– Сам болтуном стал отменным, – признался Сценарист. – Собеседника не расшевелишь молчанием.
– Вот-вот, – добродушно улыбнулся Егор. – Мне хочется отдачи. Во взгляде, в интересном споре, в живой беседе. В оценке моих бредней другими.
– Вы упомянули об отце, – напомнил Сценарист.
– Да-да. Отец по профессии был археологом, но интересовался многим. Всем. Архивариус он знатный был, собиратель… всего самого необычного. Эрудит. Мог ответить на любой… практически, на любой вопрос. С советских времён, когда замалчивали подобную информацию, собирал свидетельства очевидцев о самых странных земных, небесных явлениях в нашем крае, об аномальных зонах, об НЛО. О многом подобном. Раскладывал по отдельным папкам вырезки из газет, журналов.
В детстве мне запомнился его рассказ о встрече во время войны американца на «Мустанге»20 с «летающей тарелкой», которую пилот принял за летательный аппарат фашистов. Отец перевёл статью с польского языка. Под впечатлением приукрашенного пересказа отца я срисовал, скопировал журнальную иллюстрацию, хвастал перед школьными друзьями, откровенно врал, что именно мой дед воевал, летал на американском истребителе и встретил инопланетную тарелку в небе. Часть этой фантазии была правдой.
Дед по матери во время войны был лётчиком -испытателем, погиб на «Мустанге» при странных обстоятельствах, схожих со встречей с неопознанным летательным объектом. Все наши с отцом жалкие попытки выяснить подробности гибели деда ничего не принесли. Из архива НИИ ВВС приходили отписки, уведомления, сообщали: «Запрашиваемые материалы представляют государственную тайну».
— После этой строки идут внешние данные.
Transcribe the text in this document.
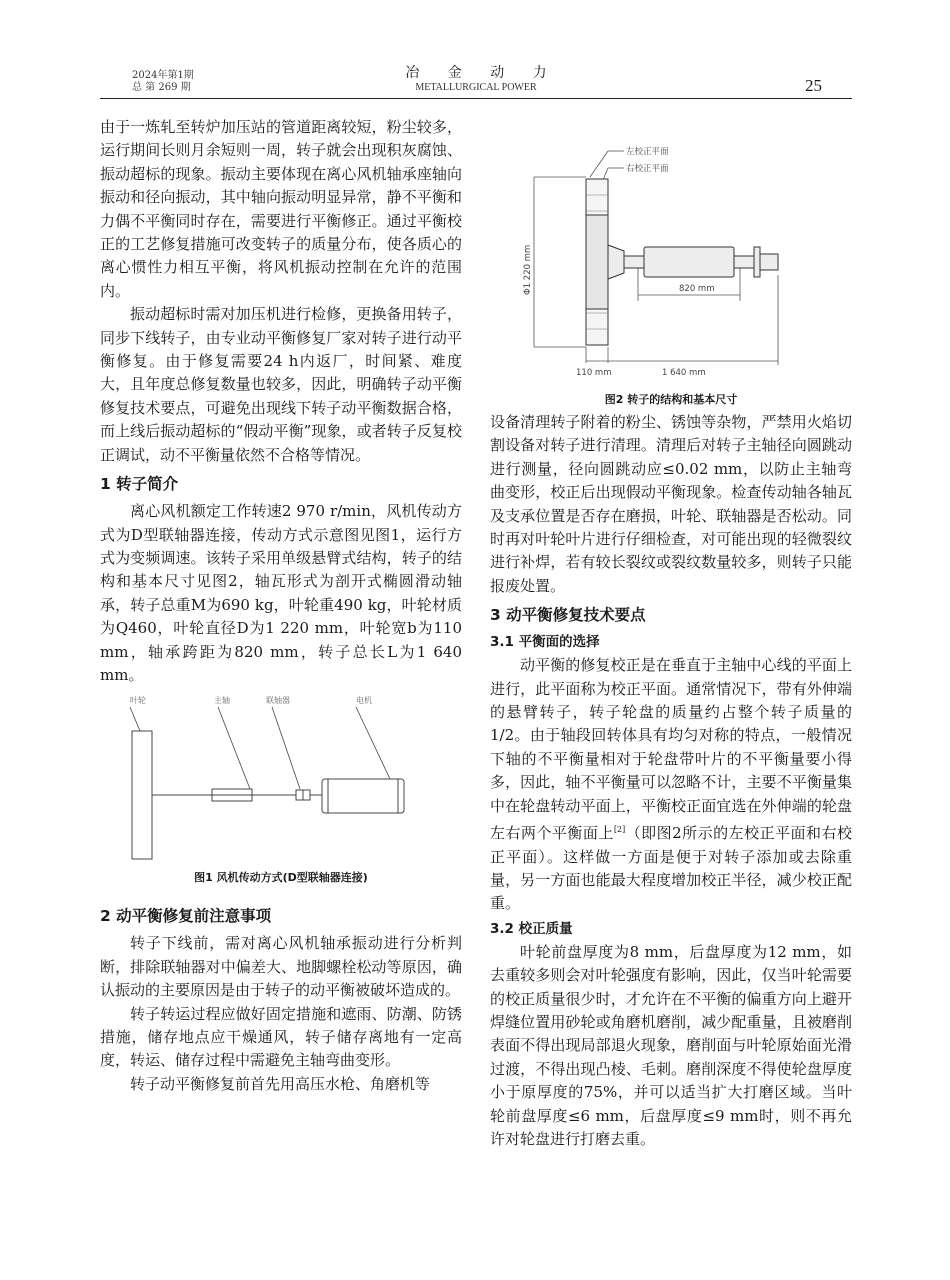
2024年第1期
总 第 269 期
冶 金 动 力
METALLURGICAL POWER	25

由于一炼轧至转炉加压站的管道距离较短，粉尘较多，运行期间长则月余短则一周，转子就会出现积灰腐蚀、振动超标的现象。振动主要体现在离心风机轴承座轴向振动和径向振动，其中轴向振动明显异常，静不平衡和力偶不平衡同时存在，需要进行平衡修正。通过平衡校正的工艺修复措施可改变转子的质量分布，使各质心的离心惯性力相互平衡，将风机振动控制在允许的范围内。

振动超标时需对加压机进行检修，更换备用转子，同步下线转子，由专业动平衡修复厂家对转子进行动平衡修复。由于修复需要24 h内返厂，时间紧、难度大，且年度总修复数量也较多，因此，明确转子动平衡修复技术要点，可避免出现线下转子动平衡数据合格，而上线后振动超标的“假动平衡”现象，或者转子反复校正调试，动不平衡量依然不合格等情况。

1 转子简介

离心风机额定工作转速2 970 r/min，风机传动方式为D型联轴器连接，传动方式示意图见图1，运行方式为变频调速。该转子采用单级悬臂式结构，转子的结构和基本尺寸见图2，轴瓦形式为剖开式椭圆滑动轴承，转子总重M为690 kg，叶轮重490 kg，叶轮材质为Q460，叶轮直径D为1 220 mm，叶轮宽b为110 mm，轴承跨距为820 mm，转子总长L为1 640 mm。

叶轮	主轴	联轴器	电机
图1 风机传动方式(D型联轴器连接)
2 动平衡修复前注意事项

转子下线前，需对离心风机轴承振动进行分析判断，排除联轴器对中偏差大、地脚螺栓松动等原因，确认振动的主要原因是由于转子的动平衡被破坏造成的。

转子转运过程应做好固定措施和遮雨、防潮、防锈措施，储存地点应干燥通风，转子储存离地有一定高度，转运、储存过程中需避免主轴弯曲变形。

转子动平衡修复前首先用高压水枪、角磨机等

左校正平面
右校正平面
820 mm
110 mm	1 640 mm
Φ1 220 mm
图2 转子的结构和基本尺寸

设备清理转子附着的粉尘、锈蚀等杂物，严禁用火焰切割设备对转子进行清理。清理后对转子主轴径向圆跳动进行测量，径向圆跳动应≤0.02 mm，以防止主轴弯曲变形，校正后出现假动平衡现象。检查传动轴各轴瓦及支承位置是否存在磨损，叶轮、联轴器是否松动。同时再对叶轮叶片进行仔细检查，对可能出现的轻微裂纹进行补焊，若有较长裂纹或裂纹数量较多，则转子只能报废处置。

3 动平衡修复技术要点
3.1 平衡面的选择

动平衡的修复校正是在垂直于主轴中心线的平面上进行，此平面称为校正平面。通常情况下，带有外伸端的悬臂转子，转子轮盘的质量约占整个转子质量的1/2。由于轴段回转体具有均匀对称的特点，一般情况下轴的不平衡量相对于轮盘带叶片的不平衡量要小得多，因此，轴不平衡量可以忽略不计，主要不平衡量集中在轮盘转动平面上，平衡校正面宜选在外伸端的轮盘左右两个平衡面上[2]（即图2所示的左校正平面和右校正平面）。这样做一方面是便于对转子添加或去除重量，另一方面也能最大程度增加校正半径，减少校正配重。

3.2 校正质量

叶轮前盘厚度为8 mm，后盘厚度为12 mm，如去重较多则会对叶轮强度有影响，因此，仅当叶轮需要的校正质量很少时，才允许在不平衡的偏重方向上避开焊缝位置用砂轮或角磨机磨削，减少配重量，且被磨削表面不得出现局部退火现象，磨削面与叶轮原始面光滑过渡，不得出现凸棱、毛刺。磨削深度不得使轮盘厚度小于原厚度的75%，并可以适当扩大打磨区域。当叶轮前盘厚度≤6 mm，后盘厚度≤9 mm时，则不再允许对轮盘进行打磨去重。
Вскоре поступил «сигнал» от неких «ответственных лиц» из Москвы о «слишком» любопытном археологе. Отца вызвали в комитет партии Сургута, «проработали» на «партактиве», настоятельно посоветовали не заниматься чепухой. Разъяснили: на дворе не 37-й год, но угодить в тюрьму за «шпионскую деятельность» можно запросто, уехать далеко и засесть надолго. В квартиру к нам в тот же вечер нагрянули люди в штатском с ордером на обыск, вытряхнули ящики даже с бельём, разворошили семейные архивы. Изъяли все документы, вырезки из газет, записи отца, связанные с аномальными и необычными явлениями в крае. В то время мне было лет пять-шесть, точно не помню. Прятался от страшных взрослых в ванной комнатке. Залёг одетым в ванну, завалил себя грязным бельём, трусливо притаился. Думал, пришли нас… пристрелить.
Меня впечатлили, надолго засели в детскую память рассказы отца о сталинских репрессиях, злобных чекистах, кто расстрелял нашего прадеда по отцовской линии. Заодно убили и прабабушку, «белогвардейскую подстилку». Она не отреклась, до конца цеплялась за мужа, «недобитка» и «белую сволочь».
Мальчишкой, в пятнадцать лет, прадед получил бронзовый Георгиевский крест за храбрость. В семнадцать воевал унтер-офицером в армии генерала Врангеля в Крыму, но бежать от «красного террора» не смог по болезни. Схватил туберкулёз. Вынужден был остаться в Керчи, когда уходили последние переполненные суда с беженцами. Прадед вернулся на малую родину в Сибирь, где его арестовали, отвезли в Новосибирск и расстреляли без суда и следствия в подвалах местного ЧК.
«Настигла кровавая рука возмездия пролетариата», – написали о моём прадедушке в местной газетёнке «Колхозник»21 за 1937 год. Деду по отцу тогда не исполнилось и пяти лет. Остался сиротой. Выживал с трудом. Отец родился после войны. Сохранил дедовские вырезки из «Колхозника» с гневными статьями о расстрелянных, посаженных, сосланных на каторгу «подлецах, предателях, изменниках Родины». Пока не изъяли при обыске все материалы нынешние потомки чекистов.